Why this is one of the friendlier remote jobs to start from United States
Beginners in United States have steady access to international clients hiring for fact checker work because the role does not require a degree, expensive software, or any specific local accreditation. Publishers, agencies, and even individual creators want a second pair of eyes on the claims, statistics, and quotes inside their drafts before publishing. As a beginner fact checker you take a draft, highlight every checkable claim, find at least one credible source for each, and either confirm it or flag it for the writer. You do not need to be a journalist. The valuable skills are patience, scepticism, and the discipline to actually click through to a source instead of trusting the snippet. The work is detail-heavy and quietly satisfying.
What you will actually do
- Highlight every checkable claim in the draft.
- Find at least one credible source for each.
- Flag anything you cannot verify.
- Deliver a clean checked copy, not a lecture.

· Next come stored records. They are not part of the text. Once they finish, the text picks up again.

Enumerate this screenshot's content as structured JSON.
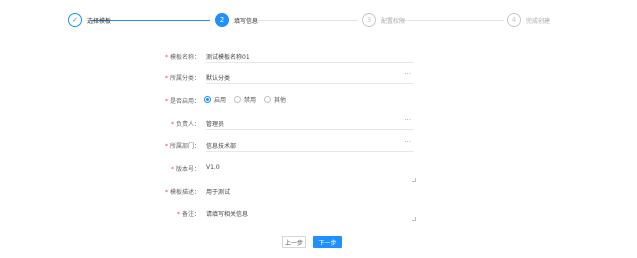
{
  "steps": [
    {
      "label": "选择模板",
      "number": "✓",
      "status": "done"
    },
    {
      "label": "填写信息",
      "number": "2",
      "status": "active"
    },
    {
      "label": "配置权限",
      "number": "3",
      "status": "wait"
    },
    {
      "label": "完成创建",
      "number": "4",
      "status": "wait"
    }
  ],
  "form": {
    "name": {
      "label": "模板名称",
      "value": "测试模板名称01",
      "required": true
    },
    "category": {
      "label": "所属分类",
      "value": "默认分类",
      "required": true
    },
    "enabled": {
      "label": "是否启用",
      "required": true,
      "options": [
        "启用",
        "禁用",
        "其他"
      ],
      "selected": "启用"
    },
    "owner": {
      "label": "负责人",
      "value": "管理员",
      "required": true
    },
    "department": {
      "label": "所属部门",
      "value": "信息技术部",
      "required": true
    },
    "version": {
      "label": "版本号",
      "value": "V1.0",
      "required": true
    },
    "description": {
      "label": "模板描述",
      "value": "用于测试",
      "required": true
    },
    "remark": {
      "label": "备注",
      "value": "请填写相关信息",
      "required": true
    }
  },
  "buttons": {
    "prev": "上一步",
    "next": "下一步"
  }
}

Tools you need before you apply
- A web browser
- A handful of trusted sources
- A note-taking tool
Where to apply from United States
For workers based in United States, the fastest path to a first paid batch is a combination of one international platform plus one of the country's strong local platforms. Try the channels below, and finish your profile fully on each before you start sending applications.
- Upwork
- Direct outreach to small publishers
- Contently
- Indeed (popular in United States)
- Remote.co (popular in United States)
How payment works in United States
Per-piece via PayPal, Wise, or invoicing. In United States specifically, direct deposit and paypal are most common. Open the relevant payment account before you accumulate a meaningful balance — verification typically takes several business days, and beginners regularly find themselves stuck with funds they cannot withdraw because they put off opening the account until they "had enough to bother".
Realistic income for a beginner in United States
Treat your first month as paid training. A focused beginner from United States doing fact checker work part-time typically earns the equivalent of $50–$300 in month one, $200–$700 in month two, and $400–$1,200 in month three once one or two repeat clients are in place. Income compounds with reliability, not with grinding more hours.
Beginner tips that genuinely move the needle
- Trust the original document, not a quote of a quote.
- Note dates carefully — statistics age fast.
- Be polite when flagging — writers feel attacked easily.
- Add the line "Based in United States, available across UTC and US time zones" near the top of your profile — it filters out clients who do not want to work with your time zone, which saves both sides time.
What to do in your first 14 days
Open the recommended platforms, complete each profile, write three short work samples, and pitch ten small jobs in the first week. Walk through our 14-day starter plan for a day-by-day version of this. The combination of a complete profile and a tiny portfolio outperforms a half-finished profile with elaborate credentials almost every time.